Sur les depens et les frais irrépétibles :
Les dispositions du jugement entrepris ayant condamné l'Association AFAD aux dépens de première instance et à payer à la salariée une somme de 1.500 € au titre de l'article 700 du code de procédure civile sont confirmées.
Il n'y a pas lieu de faire application de l'article 700 du code procédure civile au titre des frais exposés par Mme [B] en cause d'appel.
PAR CES MOTIFS:
La Cour, statuant par arrêt contradictoire, prononcé par mise à disposition au greffe, les parties ayant été préalablement avisées dans les conditions prévues au 2ème alinéa de l'article 450 du code de procédure civile et en matière prud'homale,
Confirme le jugement entrepris en ce qu'il a :
- rejeté la demande de Mme [B] d'indemnité pour travail dissimulé,
- annulé les mises à pied disciplinaires des 16/01 et 09/03/2017,
- condamné l'Association Familiale d'Aide à Domicile dite l' AFAD aux dépens de première instance et à payer à Mme [F] [B] les sommes suivantes:
- 2.075,65 € d'indemnité légale de licenciement,
- 2.846,60 € d'indemnité compensatrice de préavis et 284,66 € de congés payés afférents,
- 419,64 € de rappel de salaire correspondant à la période de mise à pied conservatoire,
- 41,97 € de congés payés afférents,
- 1.500 € au titre de l'article 700 du code de procédure civile,
- rejeté la demande de la salariée de remise de bulletins de paie rectifiés sous astreinte.

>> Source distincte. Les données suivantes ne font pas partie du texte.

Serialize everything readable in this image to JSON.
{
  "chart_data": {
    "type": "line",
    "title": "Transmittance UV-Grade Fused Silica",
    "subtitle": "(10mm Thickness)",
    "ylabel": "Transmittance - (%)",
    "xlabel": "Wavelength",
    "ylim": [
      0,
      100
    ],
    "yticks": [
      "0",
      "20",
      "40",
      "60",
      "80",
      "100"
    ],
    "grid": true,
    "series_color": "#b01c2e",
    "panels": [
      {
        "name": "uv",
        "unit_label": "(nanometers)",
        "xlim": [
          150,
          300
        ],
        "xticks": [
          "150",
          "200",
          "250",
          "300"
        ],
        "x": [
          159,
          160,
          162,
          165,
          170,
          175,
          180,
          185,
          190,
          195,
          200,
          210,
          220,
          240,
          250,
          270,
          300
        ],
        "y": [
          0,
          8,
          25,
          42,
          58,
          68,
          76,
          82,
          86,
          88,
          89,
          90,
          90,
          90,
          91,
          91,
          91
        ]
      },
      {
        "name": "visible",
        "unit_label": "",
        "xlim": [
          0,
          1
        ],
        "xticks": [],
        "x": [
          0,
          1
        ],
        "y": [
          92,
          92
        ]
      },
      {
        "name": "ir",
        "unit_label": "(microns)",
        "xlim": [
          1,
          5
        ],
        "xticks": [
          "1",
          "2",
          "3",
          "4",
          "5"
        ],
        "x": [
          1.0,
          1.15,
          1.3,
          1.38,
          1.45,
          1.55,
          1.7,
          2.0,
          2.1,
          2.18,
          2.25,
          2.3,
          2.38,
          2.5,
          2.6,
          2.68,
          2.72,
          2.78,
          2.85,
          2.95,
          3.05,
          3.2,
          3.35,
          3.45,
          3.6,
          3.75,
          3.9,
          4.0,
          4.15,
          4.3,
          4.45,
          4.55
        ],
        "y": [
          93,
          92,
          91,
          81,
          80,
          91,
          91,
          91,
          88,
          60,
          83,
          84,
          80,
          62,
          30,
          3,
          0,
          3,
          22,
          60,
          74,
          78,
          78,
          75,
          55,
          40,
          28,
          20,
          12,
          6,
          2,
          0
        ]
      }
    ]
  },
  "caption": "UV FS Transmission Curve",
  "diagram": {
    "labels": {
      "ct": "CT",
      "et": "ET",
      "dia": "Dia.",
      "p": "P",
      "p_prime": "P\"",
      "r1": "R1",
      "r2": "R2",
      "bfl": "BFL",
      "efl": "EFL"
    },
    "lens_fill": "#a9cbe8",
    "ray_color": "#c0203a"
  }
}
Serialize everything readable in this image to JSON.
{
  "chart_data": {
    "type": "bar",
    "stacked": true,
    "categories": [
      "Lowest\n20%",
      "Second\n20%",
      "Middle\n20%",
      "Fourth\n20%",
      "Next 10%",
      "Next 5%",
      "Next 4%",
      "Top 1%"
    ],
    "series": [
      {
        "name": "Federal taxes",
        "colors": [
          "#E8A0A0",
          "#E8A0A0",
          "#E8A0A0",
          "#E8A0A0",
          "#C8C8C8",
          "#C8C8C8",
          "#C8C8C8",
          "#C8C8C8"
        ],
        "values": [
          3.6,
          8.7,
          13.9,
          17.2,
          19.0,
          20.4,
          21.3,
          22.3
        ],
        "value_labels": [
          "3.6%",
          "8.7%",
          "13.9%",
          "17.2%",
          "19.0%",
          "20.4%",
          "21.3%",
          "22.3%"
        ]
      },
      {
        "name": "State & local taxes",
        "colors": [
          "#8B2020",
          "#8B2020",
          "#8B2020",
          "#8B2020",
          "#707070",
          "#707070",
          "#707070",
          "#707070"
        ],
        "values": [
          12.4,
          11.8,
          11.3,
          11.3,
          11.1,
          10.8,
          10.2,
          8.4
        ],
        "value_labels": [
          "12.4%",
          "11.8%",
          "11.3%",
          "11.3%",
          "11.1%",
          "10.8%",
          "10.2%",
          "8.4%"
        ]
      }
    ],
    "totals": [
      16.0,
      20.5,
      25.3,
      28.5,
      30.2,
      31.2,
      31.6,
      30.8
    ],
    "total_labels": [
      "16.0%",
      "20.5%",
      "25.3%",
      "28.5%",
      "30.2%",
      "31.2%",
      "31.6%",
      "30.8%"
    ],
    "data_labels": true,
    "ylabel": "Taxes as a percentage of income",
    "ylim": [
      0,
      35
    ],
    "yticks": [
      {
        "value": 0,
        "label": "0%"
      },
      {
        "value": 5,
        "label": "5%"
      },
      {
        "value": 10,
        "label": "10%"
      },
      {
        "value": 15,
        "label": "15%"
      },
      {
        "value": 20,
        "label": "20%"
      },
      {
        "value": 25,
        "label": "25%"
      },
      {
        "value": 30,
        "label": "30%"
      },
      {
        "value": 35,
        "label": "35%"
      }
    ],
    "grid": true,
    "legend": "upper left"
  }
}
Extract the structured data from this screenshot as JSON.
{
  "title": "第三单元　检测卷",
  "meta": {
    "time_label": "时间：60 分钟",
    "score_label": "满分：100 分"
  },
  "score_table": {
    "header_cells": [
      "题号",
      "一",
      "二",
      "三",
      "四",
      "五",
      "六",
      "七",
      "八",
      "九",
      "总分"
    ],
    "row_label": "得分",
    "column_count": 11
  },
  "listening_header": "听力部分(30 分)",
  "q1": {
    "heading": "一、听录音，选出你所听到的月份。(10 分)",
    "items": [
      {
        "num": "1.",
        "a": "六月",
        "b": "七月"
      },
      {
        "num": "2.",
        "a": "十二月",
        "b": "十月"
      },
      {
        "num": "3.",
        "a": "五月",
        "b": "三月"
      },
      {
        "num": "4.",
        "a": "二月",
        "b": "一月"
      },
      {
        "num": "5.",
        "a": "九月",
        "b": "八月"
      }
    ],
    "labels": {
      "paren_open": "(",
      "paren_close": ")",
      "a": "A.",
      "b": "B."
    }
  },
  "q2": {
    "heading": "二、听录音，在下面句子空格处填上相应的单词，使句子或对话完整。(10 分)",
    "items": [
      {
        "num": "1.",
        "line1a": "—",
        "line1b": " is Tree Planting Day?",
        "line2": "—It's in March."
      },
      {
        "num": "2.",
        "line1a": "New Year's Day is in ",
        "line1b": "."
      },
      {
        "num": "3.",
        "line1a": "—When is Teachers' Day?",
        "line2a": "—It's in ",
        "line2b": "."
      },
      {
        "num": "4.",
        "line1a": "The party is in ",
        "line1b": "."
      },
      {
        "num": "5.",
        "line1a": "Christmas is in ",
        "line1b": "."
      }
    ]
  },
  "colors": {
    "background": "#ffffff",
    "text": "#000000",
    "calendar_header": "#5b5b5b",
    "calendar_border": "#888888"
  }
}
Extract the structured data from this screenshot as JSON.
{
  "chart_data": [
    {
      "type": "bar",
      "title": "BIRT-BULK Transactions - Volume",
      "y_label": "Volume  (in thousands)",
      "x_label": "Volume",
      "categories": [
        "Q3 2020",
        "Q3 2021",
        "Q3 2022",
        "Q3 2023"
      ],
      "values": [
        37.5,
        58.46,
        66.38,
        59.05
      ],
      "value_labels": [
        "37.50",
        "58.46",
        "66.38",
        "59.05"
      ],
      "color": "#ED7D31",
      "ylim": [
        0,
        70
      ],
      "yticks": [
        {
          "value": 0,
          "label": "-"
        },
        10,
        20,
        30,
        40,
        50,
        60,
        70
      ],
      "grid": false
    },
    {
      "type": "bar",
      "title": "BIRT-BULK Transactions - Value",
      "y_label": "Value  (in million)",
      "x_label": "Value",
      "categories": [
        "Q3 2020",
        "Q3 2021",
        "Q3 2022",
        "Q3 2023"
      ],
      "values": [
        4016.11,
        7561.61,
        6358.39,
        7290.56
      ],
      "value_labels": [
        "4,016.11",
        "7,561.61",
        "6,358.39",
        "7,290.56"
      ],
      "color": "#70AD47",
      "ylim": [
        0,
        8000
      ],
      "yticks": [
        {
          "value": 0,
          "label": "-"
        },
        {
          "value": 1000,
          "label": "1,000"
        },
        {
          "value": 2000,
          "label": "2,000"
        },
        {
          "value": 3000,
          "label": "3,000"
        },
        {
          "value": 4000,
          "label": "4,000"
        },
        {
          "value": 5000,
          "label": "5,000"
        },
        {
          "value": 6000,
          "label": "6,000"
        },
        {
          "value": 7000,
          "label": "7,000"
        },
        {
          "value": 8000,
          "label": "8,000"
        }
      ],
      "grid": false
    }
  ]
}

L'infirme pour le surplus,
Statuant à nouveau et y ajoutant:
- rejette les demandes de Mme [B] de requalification du contrat de travail à temps partiel en contrat de travail à temps plein et en paiement d'un rappel de salaire de 30.067,33 € outre les congés payés afférents,
- rejette la demande de Mme [B] de dommages-intérêts pour exécution déloyale du contrat de travail,
- dit que le licenciement de Mme [B] est fondé sur une cause réelle et sérieuse,
- rejette la demande de Mme [B] de dommages-intérêts pour licenciement sans cause réelle et sérieuse,
- condamne l'Association Familiale d'Aide à Domicile dite l' AFAD à rectifier les documents de fin de contrat de Mme [B] sans assortir cette injonction d'une astreinte,
- condamne l'AFAD aux dépens d'appel et rejette la demande de Mme [B] au titre de l'article 700 du code de procédure civile.